Remote attestation of host devices

摘要

Approaches are described for enabling a host computing device to store credentials and other security information useful for recovering the state of the host computing device in a secure store, such as a trusted platform module (TPM) on the host computing device. When recovering the host computing device in the event of a failure (e.g., power outage, network failure, etc.), the host computing device can obtain the necessary credentials from the secure store and use those credentials to boot various services, restore the state of the host and perform various other functions.
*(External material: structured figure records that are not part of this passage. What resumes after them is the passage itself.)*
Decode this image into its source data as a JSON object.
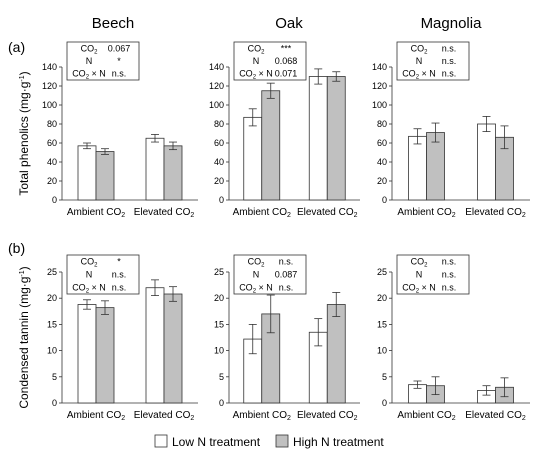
{
  "panel_labels": [
    "(a)",
    "(b)"
  ],
  "columns": [
    "Beech",
    "Oak",
    "Magnolia"
  ],
  "legend": {
    "low": "Low N treatment",
    "high": "High N treatment"
  },
  "colors": {
    "low": "#ffffff",
    "high": "#c0c0c0",
    "stroke": "#333333"
  },
  "stat_labels": [
    "CO2",
    "N",
    "CO2 × N"
  ],
  "chart_data": [
    {
      "type": "bar",
      "row": 0,
      "col": 0,
      "title": "Beech",
      "ylabel": "Total phenolics (mg·g-1)",
      "ylim": [
        0,
        140
      ],
      "yticks": [
        "0",
        "20",
        "40",
        "60",
        "80",
        "100",
        "120",
        "140"
      ],
      "categories": [
        "Ambient CO2",
        "Elevated CO2"
      ],
      "series": [
        {
          "name": "Low N treatment",
          "values": [
            57,
            65
          ],
          "errors": [
            3,
            4
          ]
        },
        {
          "name": "High N treatment",
          "values": [
            51,
            57
          ],
          "errors": [
            3,
            4
          ]
        }
      ],
      "stats": [
        "0.067",
        "*",
        "n.s."
      ]
    },
    {
      "type": "bar",
      "row": 0,
      "col": 1,
      "title": "Oak",
      "ylabel": "",
      "ylim": [
        0,
        140
      ],
      "yticks": [
        "0",
        "20",
        "40",
        "60",
        "80",
        "100",
        "120",
        "140"
      ],
      "categories": [
        "Ambient CO2",
        "Elevated CO2"
      ],
      "series": [
        {
          "name": "Low N treatment",
          "values": [
            87,
            130
          ],
          "errors": [
            9,
            8
          ]
        },
        {
          "name": "High N treatment",
          "values": [
            115,
            130
          ],
          "errors": [
            8,
            5
          ]
        }
      ],
      "stats": [
        "***",
        "0.068",
        "0.071"
      ]
    },
    {
      "type": "bar",
      "row": 0,
      "col": 2,
      "title": "Magnolia",
      "ylabel": "",
      "ylim": [
        0,
        140
      ],
      "yticks": [
        "0",
        "20",
        "40",
        "60",
        "80",
        "100",
        "120",
        "140"
      ],
      "categories": [
        "Ambient CO2",
        "Elevated CO2"
      ],
      "series": [
        {
          "name": "Low N treatment",
          "values": [
            67,
            80
          ],
          "errors": [
            8,
            8
          ]
        },
        {
          "name": "High N treatment",
          "values": [
            71,
            66
          ],
          "errors": [
            10,
            12
          ]
        }
      ],
      "stats": [
        "n.s.",
        "n.s.",
        "n.s."
      ]
    },
    {
      "type": "bar",
      "row": 1,
      "col": 0,
      "title": "",
      "ylabel": "Condensed tannin (mg·g-1)",
      "ylim": [
        0,
        25
      ],
      "yticks": [
        "0",
        "5",
        "10",
        "15",
        "20",
        "25"
      ],
      "categories": [
        "Ambient CO2",
        "Elevated CO2"
      ],
      "series": [
        {
          "name": "Low N treatment",
          "values": [
            18.8,
            22
          ],
          "errors": [
            0.9,
            1.5
          ]
        },
        {
          "name": "High N treatment",
          "values": [
            18.2,
            20.8
          ],
          "errors": [
            1.3,
            1.4
          ]
        }
      ],
      "stats": [
        "*",
        "n.s.",
        "n.s."
      ]
    },
    {
      "type": "bar",
      "row": 1,
      "col": 1,
      "title": "",
      "ylabel": "",
      "ylim": [
        0,
        25
      ],
      "yticks": [
        "0",
        "5",
        "10",
        "15",
        "20",
        "25"
      ],
      "categories": [
        "Ambient CO2",
        "Elevated CO2"
      ],
      "series": [
        {
          "name": "Low N treatment",
          "values": [
            12.2,
            13.5
          ],
          "errors": [
            2.8,
            2.6
          ]
        },
        {
          "name": "High N treatment",
          "values": [
            17,
            18.8
          ],
          "errors": [
            3.6,
            2.3
          ]
        }
      ],
      "stats": [
        "n.s.",
        "0.087",
        "n.s."
      ]
    },
    {
      "type": "bar",
      "row": 1,
      "col": 2,
      "title": "",
      "ylabel": "",
      "ylim": [
        0,
        25
      ],
      "yticks": [
        "0",
        "5",
        "10",
        "15",
        "20",
        "25"
      ],
      "categories": [
        "Ambient CO2",
        "Elevated CO2"
      ],
      "series": [
        {
          "name": "Low N treatment",
          "values": [
            3.5,
            2.4
          ],
          "errors": [
            0.7,
            0.9
          ]
        },
        {
          "name": "High N treatment",
          "values": [
            3.3,
            3.0
          ],
          "errors": [
            1.7,
            1.8
          ]
        }
      ],
      "stats": [
        "n.s.",
        "n.s.",
        "n.s."
      ]
    }
  ]
}
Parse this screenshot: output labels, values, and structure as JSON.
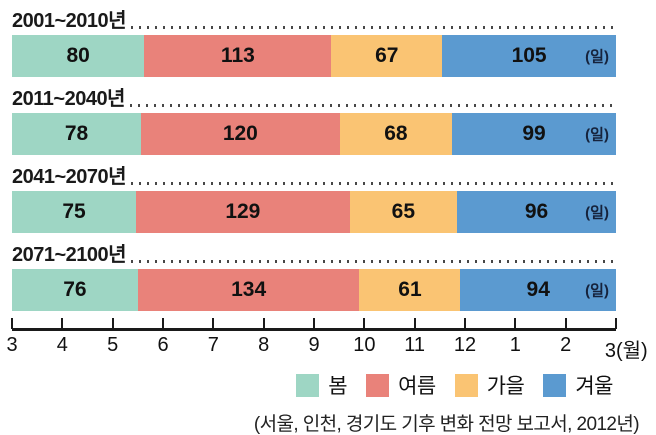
{
  "chart_data": {
    "type": "bar",
    "orientation": "horizontal-stacked",
    "title": "",
    "unit_label": "(일)",
    "total_days_per_row": 365,
    "seasons": [
      {
        "name": "봄",
        "color": "#9ed6c4"
      },
      {
        "name": "여름",
        "color": "#e9827a"
      },
      {
        "name": "가을",
        "color": "#fac473"
      },
      {
        "name": "겨울",
        "color": "#5b9ad0"
      }
    ],
    "rows": [
      {
        "period": "2001~2010년",
        "values": [
          80,
          113,
          67,
          105
        ]
      },
      {
        "period": "2011~2040년",
        "values": [
          78,
          120,
          68,
          99
        ]
      },
      {
        "period": "2041~2070년",
        "values": [
          75,
          129,
          65,
          96
        ]
      },
      {
        "period": "2071~2100년",
        "values": [
          76,
          134,
          61,
          94
        ]
      }
    ],
    "x_axis": {
      "tick_labels": [
        "3",
        "4",
        "5",
        "6",
        "7",
        "8",
        "9",
        "10",
        "11",
        "12",
        "1",
        "2",
        "3(월)"
      ],
      "range_months": 12
    },
    "legend_position": "bottom-right",
    "caption": "(서울, 인천, 경기도 기후 변화 전망 보고서, 2012년)"
  }
}
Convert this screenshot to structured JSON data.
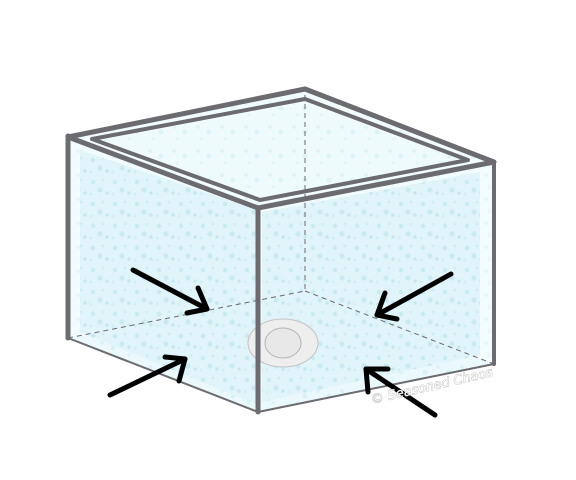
{
  "diagram": {
    "subject": "open-top glass box with arrows pointing inward toward center",
    "watermark": "© Seasoned Chaos",
    "colors": {
      "frame": "#6b6b70",
      "glass": "#dcf3f8",
      "glass_bubble": "#c9e9f1",
      "arrow": "#000000",
      "dashed_edge": "#6b6b70",
      "center_disc": "#efefef"
    }
  }
}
In addition, the secure store (e.g., TPM) may provide boot firmware measurement and remote attestation of the host computing devices to other devices on a network, such as when the recovering host needs to communicate with the other devices on the network.

主权项

1. A computer implemented method for verifying a host computing device, the method comprising: analyzing one or more conditions during boot time of a host computing device; detect, based at least in part on the one or more conditions, that a failure on the host computing device, prior to boot time, caused the host computing device to terminate operation; loading a recovery image onto the host computing device, the recovery image configured to restore at least a portion of state on the host computing device; obtaining a boot firmware measurement of the loaded recovery image by a trusted platform module (TPM) on the host computing device; recording the boot firmware measurement in the TPM on the host computing device; receiving, from a remote computing device to the TPM, a request to perform attestation of the recovery image loaded onto the host computing device; and attesting the recovery image to the remote computing device based at least in part on the boot firmware measurement recorded on the TPM.